Questa settimana vi propongo una riflessione che durerà qualche
settimana sullo spazio vuoto, sulla dimensione della non presenza,
sull'assenza, sulla mancanza.
Nell'immensità delle sfumature a cui
questo argomento rimanda, questa settimana partiamo dal vuoto dei
primordi della vita, quello che sperimentiamo appena concepiti.
Approfitto delle parole di Ivano Gamelli per districarmi, almeno in
parte, dalla complessità senza fine del significato al quale voglio far
riferimento.
Il testo a cui mi appoggio è "Pedagogia del corpo" e si apre come segue:
'Nei giorni successivi al concepimento, l'embrione, un insieme di
piccole cellule ammassate e derivate dalla prima cellula-uovo fecondata,
si presenta nella forma indecifrabile di una struttura piena. Dopo
circa una settimana, si crea al suo interno un "vuoto", rivestito da una
sorta di primitiva pelle e tappezzato da una superficie epiteliale.

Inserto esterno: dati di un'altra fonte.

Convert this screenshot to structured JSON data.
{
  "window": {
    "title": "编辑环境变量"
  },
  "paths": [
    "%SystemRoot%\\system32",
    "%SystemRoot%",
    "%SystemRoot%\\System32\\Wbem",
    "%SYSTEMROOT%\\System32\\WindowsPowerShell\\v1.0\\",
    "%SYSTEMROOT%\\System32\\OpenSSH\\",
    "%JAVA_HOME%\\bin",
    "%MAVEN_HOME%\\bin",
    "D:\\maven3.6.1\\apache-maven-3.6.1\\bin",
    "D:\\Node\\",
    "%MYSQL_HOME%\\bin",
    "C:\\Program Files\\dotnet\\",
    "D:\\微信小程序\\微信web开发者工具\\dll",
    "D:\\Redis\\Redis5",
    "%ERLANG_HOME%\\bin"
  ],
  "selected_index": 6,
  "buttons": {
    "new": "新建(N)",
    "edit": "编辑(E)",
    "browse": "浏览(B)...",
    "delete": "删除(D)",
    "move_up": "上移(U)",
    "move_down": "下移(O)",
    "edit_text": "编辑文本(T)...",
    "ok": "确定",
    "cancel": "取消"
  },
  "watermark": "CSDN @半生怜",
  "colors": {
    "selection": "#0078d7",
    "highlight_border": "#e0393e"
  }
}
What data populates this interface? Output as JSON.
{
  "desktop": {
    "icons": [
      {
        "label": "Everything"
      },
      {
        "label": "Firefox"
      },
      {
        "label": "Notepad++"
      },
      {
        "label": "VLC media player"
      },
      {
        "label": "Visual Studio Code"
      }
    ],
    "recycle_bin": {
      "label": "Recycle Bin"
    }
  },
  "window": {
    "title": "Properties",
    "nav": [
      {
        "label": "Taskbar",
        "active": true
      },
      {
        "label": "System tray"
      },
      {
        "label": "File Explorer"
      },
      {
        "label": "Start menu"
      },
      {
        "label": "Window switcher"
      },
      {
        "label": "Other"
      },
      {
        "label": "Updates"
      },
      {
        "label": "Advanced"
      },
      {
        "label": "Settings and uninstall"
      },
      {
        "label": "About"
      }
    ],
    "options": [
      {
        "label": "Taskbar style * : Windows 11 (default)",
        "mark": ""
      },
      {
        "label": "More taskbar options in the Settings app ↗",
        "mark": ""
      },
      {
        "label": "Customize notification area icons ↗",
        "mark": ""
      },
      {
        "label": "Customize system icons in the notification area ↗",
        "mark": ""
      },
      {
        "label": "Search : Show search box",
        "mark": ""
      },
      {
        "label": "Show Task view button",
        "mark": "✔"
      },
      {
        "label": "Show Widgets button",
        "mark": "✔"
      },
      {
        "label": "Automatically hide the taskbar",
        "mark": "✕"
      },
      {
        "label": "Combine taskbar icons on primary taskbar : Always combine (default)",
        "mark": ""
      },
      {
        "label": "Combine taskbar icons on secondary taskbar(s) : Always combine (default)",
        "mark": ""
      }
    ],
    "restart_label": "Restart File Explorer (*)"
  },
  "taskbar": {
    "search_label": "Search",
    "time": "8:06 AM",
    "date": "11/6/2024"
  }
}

Manmano che procede nel suo sviluppo, l'embrione si divide in una zona
inferiore semisferica piena e una superiore cava: quest'ultima è detta
cieloma, cioè cavità del cielo. E' il primo cielo sulla prima terra! E'
proprio sulla linea di confine fra le due zone, tra questo cielo e
questa terra, che prende forma l'abbozzo vero e proprio dell'embrione:
"l'uomo sta tra il cielo e la terra" amavano dire i saggi cinesi negli
antichi testi tradizionali, e rappresentavano appunto l'uomo con la
sommità del capo cava, aperta verso l'alto.
Questa cavità che
racchiude il cielo dell'embrione non comunica con l'esterno (il resto
del cielo): l'embrione non respira ancora. Il suo stesso intestino non
si nutre al di fuori del suo sistema: respira e si alimenta grazie al
sangue placentare materno, attraverso l'ombelico, legame essenziale con
il mondo.
L'embrione dipende dal suo sangue e da quello della
madre; il suo sangue, prima fonte di vita nel corpo e del corpo, già
pulsa a distanza di pochi giorni dal concepimento e il suo cuore batte
dopo alcune settimane appena.
Circondato e protetto dall'acqua, il
bambino cresce nel grembo materno, mentre l'acqua intorno a lui
diminuisce l'esistenza del mondo esterno - la forza di gravità, il
respiro della mamma, il calore, i movimenti, i suoni e i rumori -
diventa ogni giorno più evidente.
Ma per quanto lo spazio uterino
diminuisca, quel vuoto, il cieloma iniziale, è sempre lì, presente e
potenzialmente attivo. Si è anzi dilatato, accumulando una pressione
interna negativa - una depressione - come se dall'esterno si fosse
gonfiato un pallone elastico. Questo vuoto espanso tende inerzialmente
alle sue dimensioni originarie, attirando verso di sé le pareti che lo
racchiudono, che sono (anche) quelle dei polmoni, i quali,
parallelamente alla maturazione elastica tessutale, manifestano un
incremento della loro tendenza dilatatoria.
Il vuoto vorrebbe
ritornare alla sue origini e per questo induce le pareti polmonari a
dilatarsi verso il rigido torace. Un pò di liquido amniotico penetra
nelle vie respiratorie aeree del bambino, senza soffocarlo, perché egli
ancora respira attraverso l cordone ombelicale. Ma non per molto. QUando
l'acqua avrà esaurito il suo compito, la madre avrà nutrito il figlio,
il sangue lo avrà reso vivo, il cielo all'esterno si farà sentire e
premera perché finalmente il piccolo esca all'aria...
Il bambino
nasce e vive grazie all'aria che respira da solo. Nel tempo,
accomapgnato dalla sua mamma, scoprirà di ptersi alimentare
autonomamnete anche dalla nuova madre-terra; ma arriverà anche a
dimenticarsi di quel vuoto che originariamente ha richiamato l'aria nei
suoi polmoni, Il vuoto che lo ha spinto a respirare e a nascere. Il
vuoto dentro di noi.'
Per ri-pensare la mancanza, lo spazio vacuo.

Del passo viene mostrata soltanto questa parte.